I would simultaneously urge all blood donors to request their blood banks to collect blood in multiple bags so that blood component processing becomes simple and safe. If you see just a single bag without 'satellite bags' attached, go ahead and donate, but then go and meet the blood bank director and tell that person that you will feel much more motivated to be a regular donor if they quickly move to blood components - BECAUSE, your one blood donation (made into components) can serve 3 to 4 patients, and is in any case always safer and more effective than 'whole' blood!
Wouldn't you want to save many precious lives each time you donate your precious blood? I certainly do...
P.S. Blood Components : From 1 unit (450 mL) of 'whole' blood = Red Cells (180 mL) + Fresh Frozen Plasma (200 mL) + Platelet Concentrate (max 70 mL). Sometimes the plasma can further be split to provide clotting factor VIII concentrate and plain plasma (without this clotting factor). So, 1 blood donation made into it's components can help save at least 3 lives or even more!

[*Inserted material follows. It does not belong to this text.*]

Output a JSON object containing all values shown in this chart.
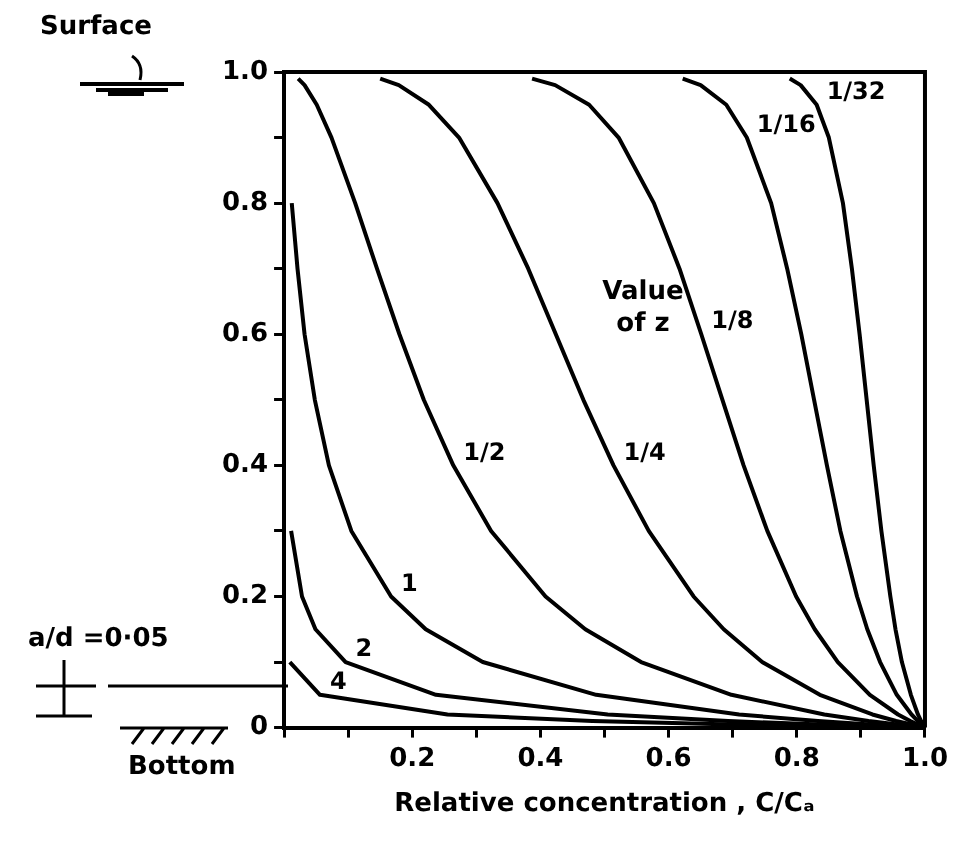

PLATELET STORAGE & TRANSPORT
The platelets in 'whole' blood get killed when the blood temperature drops below +20 C. Whole blood is typically stored at +4 C. So unless the 'whole' blood is fresh and uncooled, it's totally useless for platelets anyway! However, once platelet concentrate is made from fresh warm blood, it is good for at least 5 days at +22 C, so can also be transported to from central processing units to wherever the demand exists. Platelets need to be maintained at this temperature of +22 C and be gently agitated.
PLATELET DONORS:
Should have a healthy platelet count. Should not have any bleeding disorder. Should not have smoked, taken aspirin or Aggrenox for at least 48 hours, or any antiplatelet meds like Plavix (clopidogrel) for 10 days before donation and of course should meet the other general requirements for blood donation (minimum height-weight etc.).
* Pics on the left show parts of the 'low' tech processing of blood manually to get the blood components safely out and this is all done within a closed sterile blood bag system. The triple bag is most commonly used to provide the 3 main blood components.
4 comments:
Hi,
I understand what you are talking of is the difference between the automated apheresis at the time of collection and the manual separation of buffy coat/ centrifuge of the platelets from the whole blood donation. I agree the earlier method is extremely expensive and the other, more appropriate for the situation in Pakistan. But then should you also not be mentioning the relative advantages and disadvantages of the two...the latter requires several donors to get one pack of platelets, and more difficult to check for infections.
And yes I wholly agree that it should be emphasized to not transfuse WHOLE BLOOD, which I presume is basic knowledge. But then a lot of medics and small hospitals, may be ignorant too.
My blog on persuasion for blood donation:
http://thinkloud65.wordpress.com/2011/09/12/donate-blood-change-lives-including-yours/
Thank you doctor for your encouragement. Yours is a lovely article encouraging blood donation - so clear!
Yes, I should probably have compared the 2 more objectively. The advantage of single donor platelets are that the patient is exposed to fewer antigens and so the risk of immune responses being triggered is less.
Apart from that, on every count the two products perform exactly the same. 1 SDP can be the equivalent of 5-6 ordinary PLT Concentrates, but then few patients actually need to have so much infused at once, so the flexibility of the physician to just maintain an adequate platelet count is actually better when using the 'ordinary' PLT Concentrate.
There's now a dengue epidemic in India's Bengal, so the issue has come home to roost! I'm linking this post to a Linkedin discussion at my group "Blood Components" in hopes to get the issue discussed more thoroughly and hopefully have viable platelets available for the thousands of affected patients.